C.Hermeneutika Grammatical
Di dalam Al Qur’an surat Yasin ayat 38 yang berbunyi :  وَالشَّمْسُ تَجْرِي لِمُسْتَقَرٍّ لَهَا ذَلِكَ تَقْدِيرُ الْعَزِيزِ الْعَلِيمِ (38)”  Dan Matahari berjalan ditempat peredaranya itu adalah ketetapan yang maha Perkasa lagi Maha mengetahui “ [26]
Schleiemacher berpendapat bahwa,Hermeneutika gramatikal berarti bahwa seorang penafsir harus memperhatikan aspek bahasa yang digunakan dalam teks yang sedang ditafsirkan. Dalam hal ini, Schleiermacher menekankan pentingnya memperhatikan aspek diakronik teks, seperti kosa kata dan tata bahasa yang memang berlaku pada saat teks yang ditafsirkan itu muncul. Selain itu, ia juga menekankan pentingnya hubungan antar bagian teks (among parts of the text) dan relasi antara bagian-bagian teks (the parts) dan keseluruhan (the whole).[27]

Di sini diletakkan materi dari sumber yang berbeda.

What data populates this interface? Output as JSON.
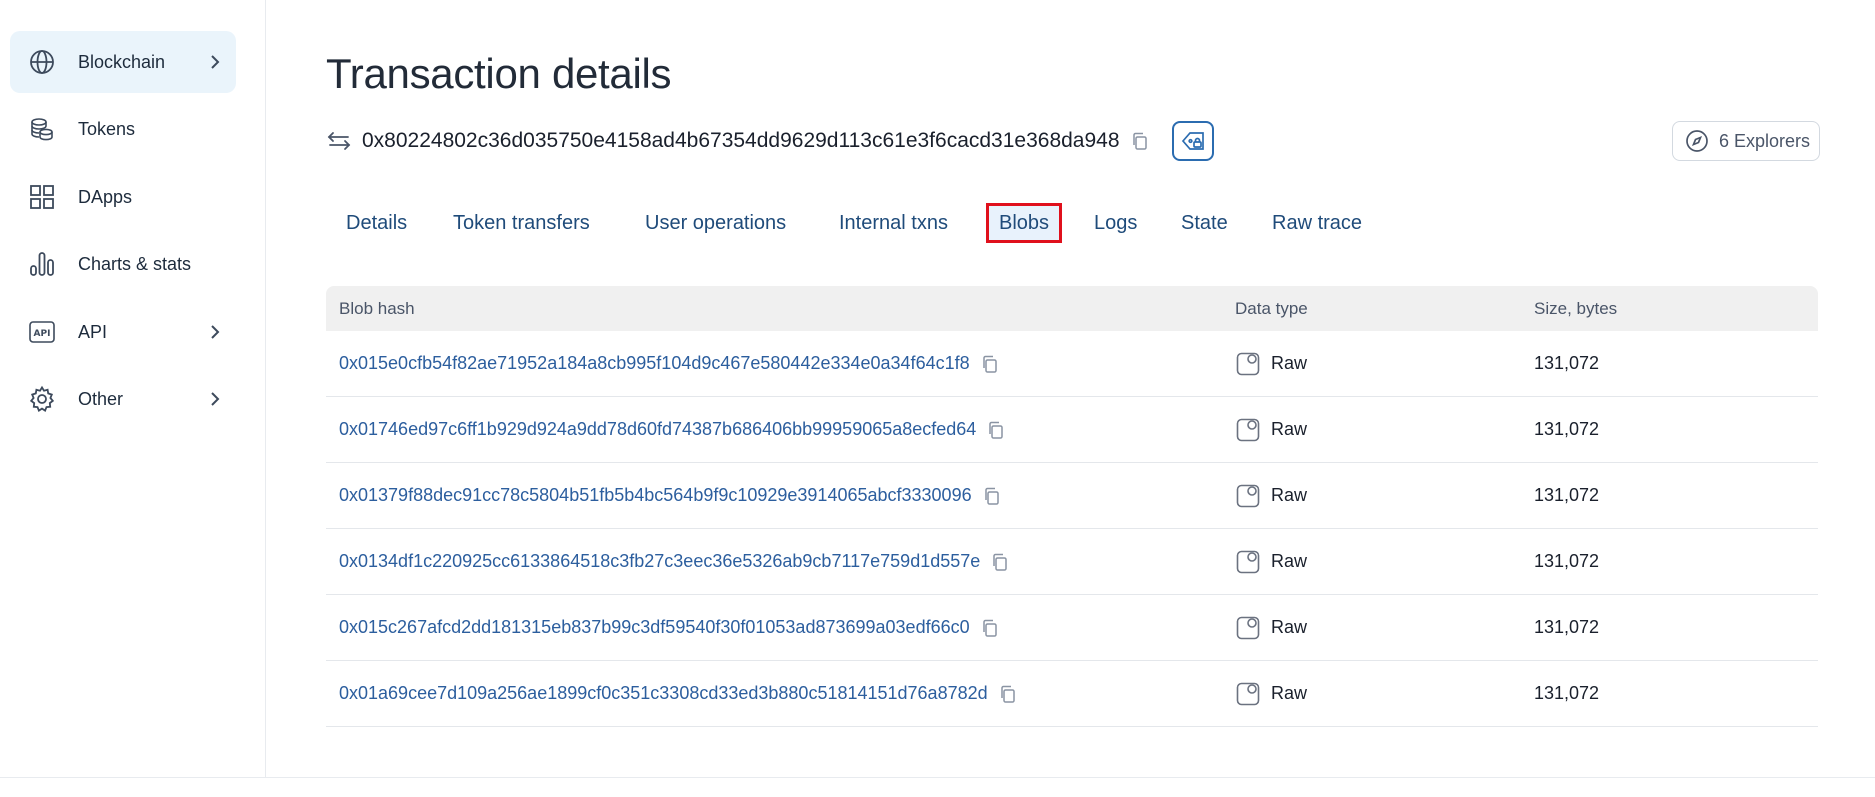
{
  "sidebar": {
    "items": [
      {
        "label": "Blockchain",
        "icon": "globe-icon",
        "active": true,
        "has_chevron": true
      },
      {
        "label": "Tokens",
        "icon": "coins-icon",
        "active": false,
        "has_chevron": false
      },
      {
        "label": "DApps",
        "icon": "grid-icon",
        "active": false,
        "has_chevron": false
      },
      {
        "label": "Charts & stats",
        "icon": "bar-chart-icon",
        "active": false,
        "has_chevron": false
      },
      {
        "label": "API",
        "icon": "api-icon",
        "active": false,
        "has_chevron": true
      },
      {
        "label": "Other",
        "icon": "gear-icon",
        "active": false,
        "has_chevron": true
      }
    ]
  },
  "header": {
    "title": "Transaction details",
    "tx_hash": "0x80224802c36d035750e4158ad4b67354dd9629d113c61e3f6cacd31e368da948",
    "explorers_label": "6 Explorers"
  },
  "tabs": [
    {
      "label": "Details",
      "active": false
    },
    {
      "label": "Token transfers",
      "active": false
    },
    {
      "label": "User operations",
      "active": false
    },
    {
      "label": "Internal txns",
      "active": false
    },
    {
      "label": "Blobs",
      "active": true
    },
    {
      "label": "Logs",
      "active": false
    },
    {
      "label": "State",
      "active": false
    },
    {
      "label": "Raw trace",
      "active": false
    }
  ],
  "table": {
    "headers": {
      "hash": "Blob hash",
      "type": "Data type",
      "size": "Size, bytes"
    },
    "rows": [
      {
        "hash": "0x015e0cfb54f82ae71952a184a8cb995f104d9c467e580442e334e0a34f64c1f8",
        "type": "Raw",
        "size": "131,072"
      },
      {
        "hash": "0x01746ed97c6ff1b929d924a9dd78d60fd74387b686406bb99959065a8ecfed64",
        "type": "Raw",
        "size": "131,072"
      },
      {
        "hash": "0x01379f88dec91cc78c5804b51fb5b4bc564b9f9c10929e3914065abcf3330096",
        "type": "Raw",
        "size": "131,072"
      },
      {
        "hash": "0x0134df1c220925cc6133864518c3fb27c3eec36e5326ab9cb7117e759d1d557e",
        "type": "Raw",
        "size": "131,072"
      },
      {
        "hash": "0x015c267afcd2dd181315eb837b99c3df59540f30f01053ad873699a03edf66c0",
        "type": "Raw",
        "size": "131,072"
      },
      {
        "hash": "0x01a69cee7d109a256ae1899cf0c351c3308cd33ed3b880c51814151d76a8782d",
        "type": "Raw",
        "size": "131,072"
      }
    ]
  },
  "colors": {
    "link": "#2c5e9e",
    "tab": "#1f4b7a",
    "highlight_box": "#e0101c",
    "active_nav_bg": "#eaf4fb"
  }
}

Menurut Schleiermacher, keterikatan antara hermeneutika dan grammar (tata bahasa) berdasarkan fakta bahwa setiap ungkapan dipahami melalui prapemahaman (presupposition of understanding) bahasa, yang mana keduanya terkait pada bahasa. Setiap pikiran diungkapkan melalui kata-kata, tanpa kata-kata pikiran tidak akan jelas dan bisa dimengerti. Oleh karena itu, hermeneutika sebagai seni pemahaman terikat pada tata bahasa karena sebuah pemikiran hanya akan bisa dipahami melalui bahasa.[28]

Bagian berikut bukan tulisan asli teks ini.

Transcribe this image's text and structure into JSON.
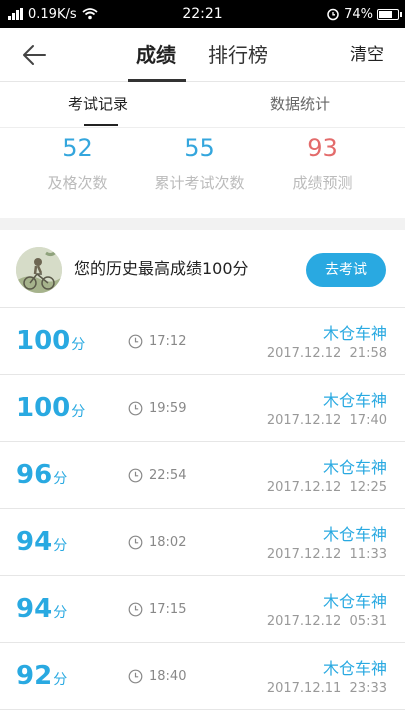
{
  "status_bar": {
    "network_speed": "0.19K/s",
    "time": "22:21",
    "battery": "74%",
    "battery_level": 0.74,
    "icons": [
      "signal-icon",
      "wifi-icon",
      "alarm-icon",
      "battery-icon"
    ]
  },
  "header": {
    "tabs": [
      {
        "label": "成绩",
        "active": true
      },
      {
        "label": "排行榜",
        "active": false
      }
    ],
    "clear_label": "清空"
  },
  "subtabs": [
    {
      "label": "考试记录",
      "active": true
    },
    {
      "label": "数据统计",
      "active": false
    }
  ],
  "stats": [
    {
      "value": "52",
      "label": "及格次数",
      "color": "#34a6dd"
    },
    {
      "value": "55",
      "label": "累计考试次数",
      "color": "#34a6dd"
    },
    {
      "value": "93",
      "label": "成绩预测",
      "color": "#e36b6b"
    }
  ],
  "best": {
    "text": "您的历史最高成绩100分",
    "button_label": "去考试"
  },
  "records": [
    {
      "score": "100",
      "unit": "分",
      "duration": "17:12",
      "name": "木仓车神",
      "date": "2017.12.12  21:58"
    },
    {
      "score": "100",
      "unit": "分",
      "duration": "19:59",
      "name": "木仓车神",
      "date": "2017.12.12  17:40"
    },
    {
      "score": "96",
      "unit": "分",
      "duration": "22:54",
      "name": "木仓车神",
      "date": "2017.12.12  12:25"
    },
    {
      "score": "94",
      "unit": "分",
      "duration": "18:02",
      "name": "木仓车神",
      "date": "2017.12.12  11:33"
    },
    {
      "score": "94",
      "unit": "分",
      "duration": "17:15",
      "name": "木仓车神",
      "date": "2017.12.12  05:31"
    },
    {
      "score": "92",
      "unit": "分",
      "duration": "18:40",
      "name": "木仓车神",
      "date": "2017.12.11  23:33"
    }
  ],
  "colors": {
    "accent": "#29a9e1",
    "prediction": "#e36b6b"
  }
}
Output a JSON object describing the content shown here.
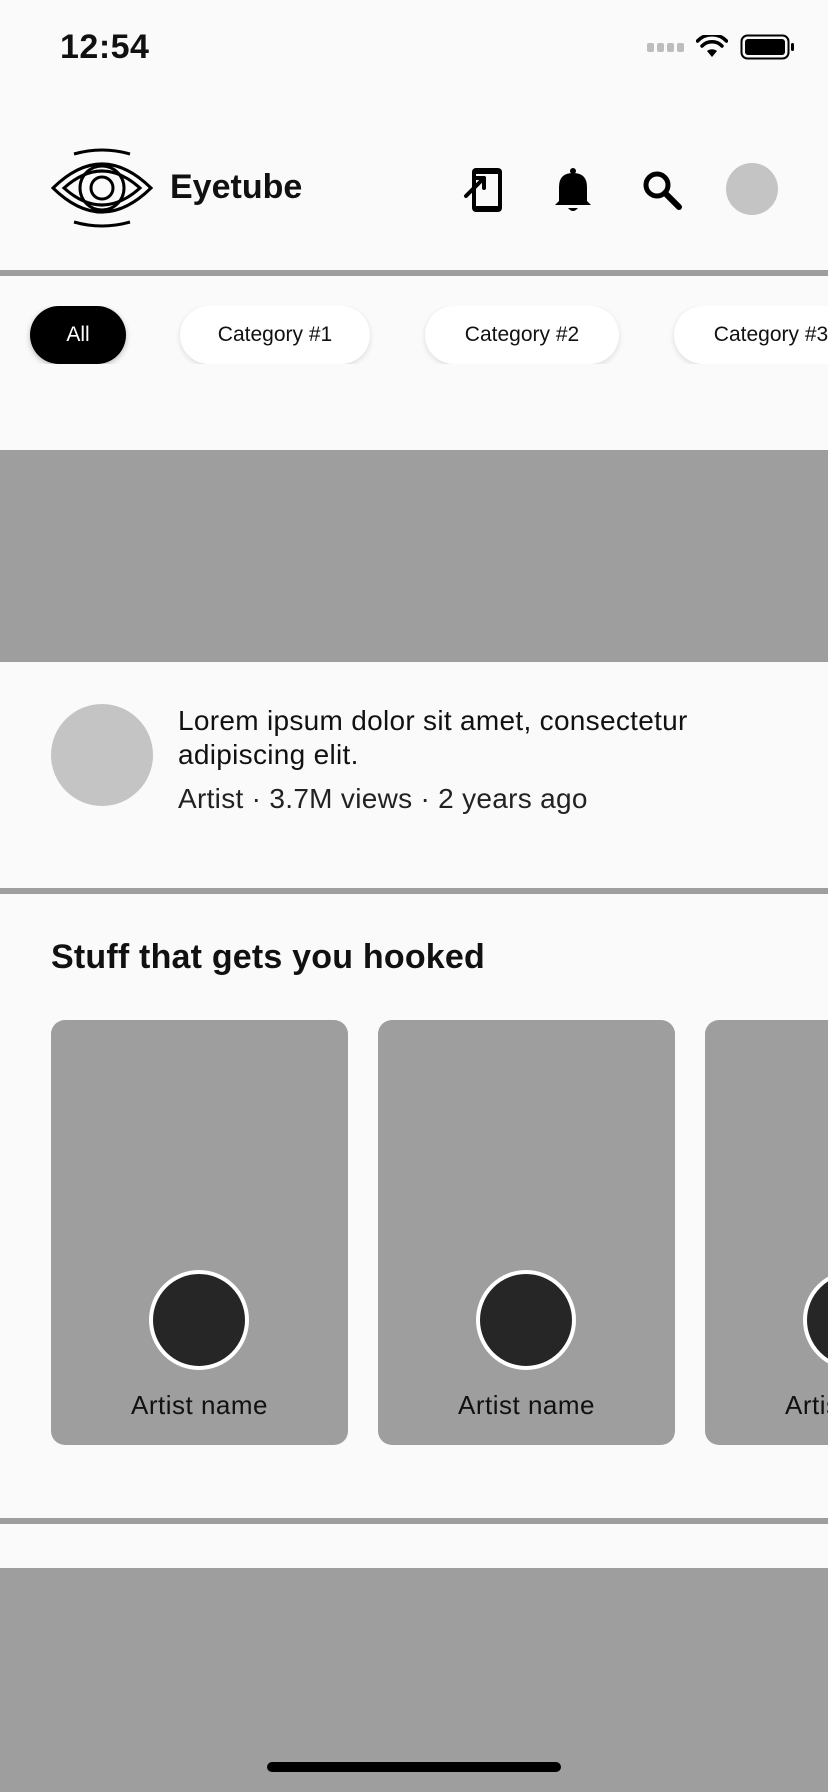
{
  "status_bar": {
    "time": "12:54"
  },
  "header": {
    "app_name": "Eyetube",
    "icons": [
      "eye-logo-icon",
      "cast-device-icon",
      "bell-icon",
      "search-icon",
      "avatar"
    ]
  },
  "chips": [
    {
      "label": "All",
      "selected": true
    },
    {
      "label": "Category #1",
      "selected": false
    },
    {
      "label": "Category #2",
      "selected": false
    },
    {
      "label": "Category #3",
      "selected": false
    }
  ],
  "featured_video": {
    "title": "Lorem ipsum dolor sit amet, consectetur adipiscing elit.",
    "meta": "Artist · 3.7M views · 2 years ago"
  },
  "section": {
    "title": "Stuff that gets you hooked",
    "artists": [
      {
        "name": "Artist name"
      },
      {
        "name": "Artist name"
      },
      {
        "name": "Artist name"
      }
    ]
  },
  "colors": {
    "background": "#fafafa",
    "placeholder_gray": "#9e9e9e",
    "avatar_gray": "#c4c4c4",
    "chip_active": "#000000",
    "artist_avatar": "#262626"
  }
}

Disisi lain, setiap ungkapan mensyaratkan sebuah bahasa tertentu. Setiap orang memiliki bahasa tersendiri sehingga untuk memahami pemikiran orang tersebut maka diharuskan untuk memahami bahasa yang digunakan secara menyeluruh. Bahasa tidak hanya sebuah kompleks representasi tunggal, akan tetapi sebuah sistem hubungan yang melingkupi representasi tersebut.[29]

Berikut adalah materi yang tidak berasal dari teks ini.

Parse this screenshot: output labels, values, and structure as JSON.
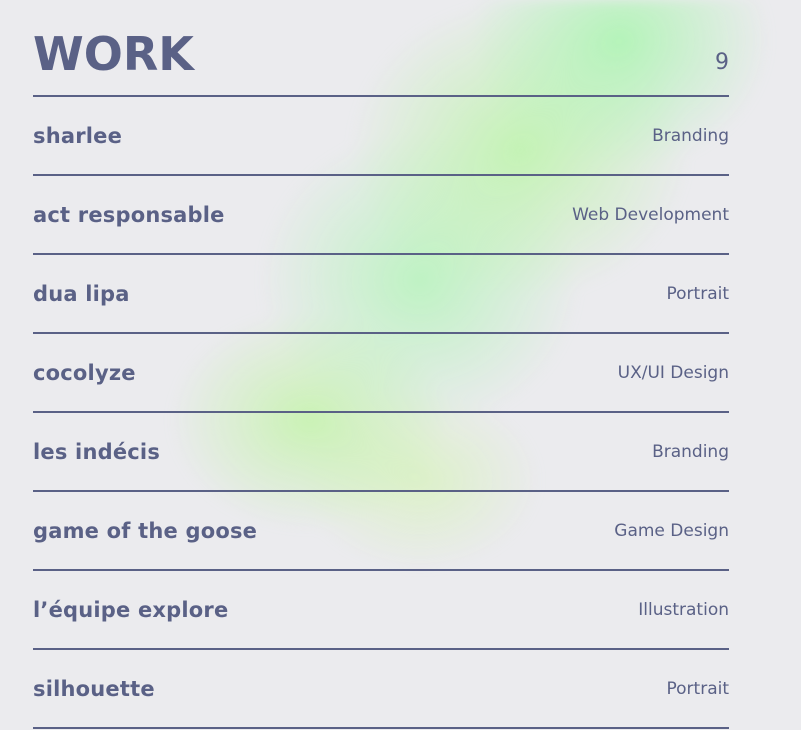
{
  "header": {
    "title": "WORK",
    "count": "9"
  },
  "work": {
    "items": [
      {
        "name": "sharlee",
        "category": "Branding"
      },
      {
        "name": "act responsable",
        "category": "Web Development"
      },
      {
        "name": "dua lipa",
        "category": "Portrait"
      },
      {
        "name": "cocolyze",
        "category": "UX/UI Design"
      },
      {
        "name": "les indécis",
        "category": "Branding"
      },
      {
        "name": "game of the goose",
        "category": "Game Design"
      },
      {
        "name": "l’équipe explore",
        "category": "Illustration"
      },
      {
        "name": "silhouette",
        "category": "Portrait"
      }
    ]
  },
  "colors": {
    "text": "#5a6186",
    "background": "#ebebee",
    "accent_glow": "#b4f5b0"
  }
}
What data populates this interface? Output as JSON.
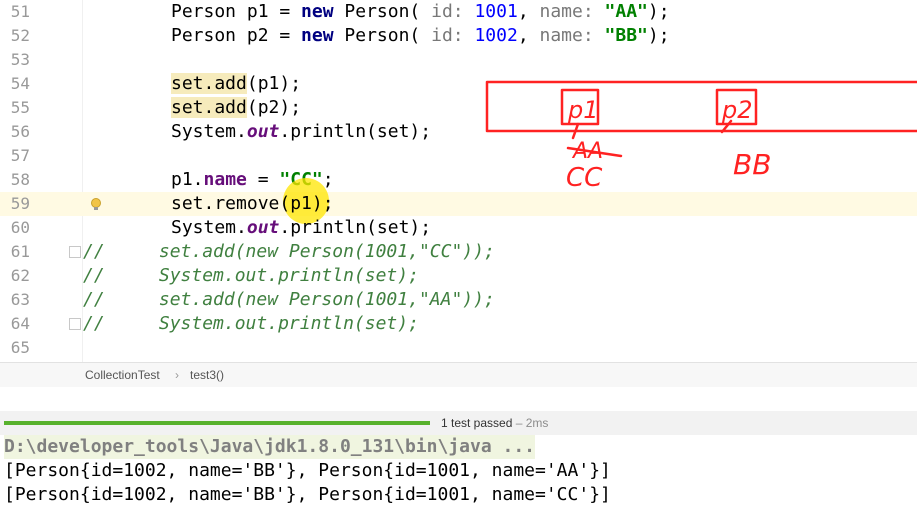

Dengan kata lain, setiap bahasa menunjukkan situasi dan kondisi dimana sang pengguna pernah hidup dan setiap pengguna bahasa tersebut hanya bisa dipahami melalui bahasa nasional mereka di masa kehidupan mereka.[30] Schleiermacher memberikan  contoh sebuah tulisan  yang pengarangnya tidak diketahui. Seseorang bisa mengetahui waktu dan tempat teks tersebut dari bahasa yang digunakan.[31]
Ungkapan tidak bisa dianggap sebagai tindakan dari pikiran jika tidak dipahami dari bentuk bahasanya, karena inti bahasa memodifikasi pikiran. Ungkapan juga tidak bisa dianggap sebagai modifikasi sebuah bahasa jika tidak dipahami sebagai tindakan dari pikiran, karena semua pengaruh masuk ke dalam pikiran yang akan dikembangkan dalam ungkapan.[32]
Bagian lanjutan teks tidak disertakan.